This tutorial takes a hands-on, open-ended approach—think of it as your chance to get more comfortable with PyTorch by building your own flow matching code from scratch. We provide boilerplate code for data loading and point you to useful velocity models in existing PyTorch libraries, but the implementation details are yours to explore!

[![Open In Colab](https://colab.research.google.com/assets/colab-badge.svg)](https://colab.research.google.com/github/florpi/heidelberg_generative_lectures/blob/main/4_galaxy_images.ipynb)
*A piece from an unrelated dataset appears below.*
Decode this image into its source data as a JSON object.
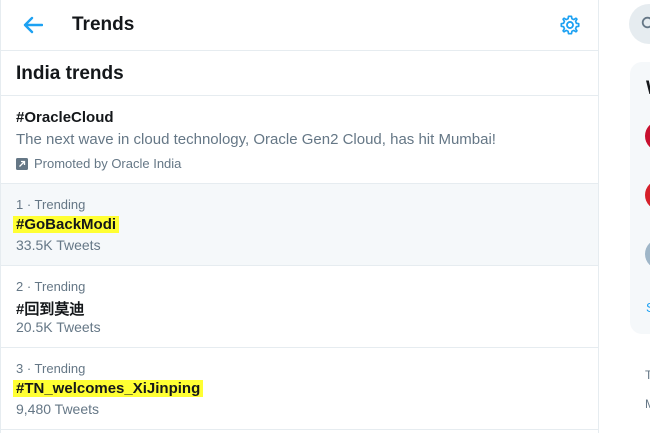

Let's first write our data loading code. We will use galaxy image data from AstroClip (https://arxiv.org/abs/2310.03024)

In [None]:

import torch
import matplotlib.pyplot as plt
from typing import List, Optional
from lightning import LightningDataModule
from torch.utils.data import DataLoader
from datasets import load_dataset

from torch.utils.data.dataloader import default_collate
from torchvision.transforms import CenterCrop
import numpy as np


class ToRGB:
    """
    Transformation from raw image data (nanomaggies) to the rgb values displayed
    at the legacy viewer https://www.legacysurvey.org/viewer

    Code copied from
    https://github.com/legacysurvey/imagine/blob/master/map/views.py
    """

    def __init__(self, scales=None, m=0.03, Q=20, bands=["g", "r", "z"]):
        rgb_scales = {
            "u": (2, 1.5),
            "g": (2, 6.0),
            "r": (1, 3.4),
            "i": (0, 1.0),
            "z": (0, 2.2),
        }
        if scales is not None:
            rgb_scales.update(scales)

        self.rgb_scales = rgb_scales
        self.m = m
        self.Q = Q
        self.bands = bands
        self.axes, self.scales = zip(*[rgb_scales[bands[i]] for i in range(len(bands))])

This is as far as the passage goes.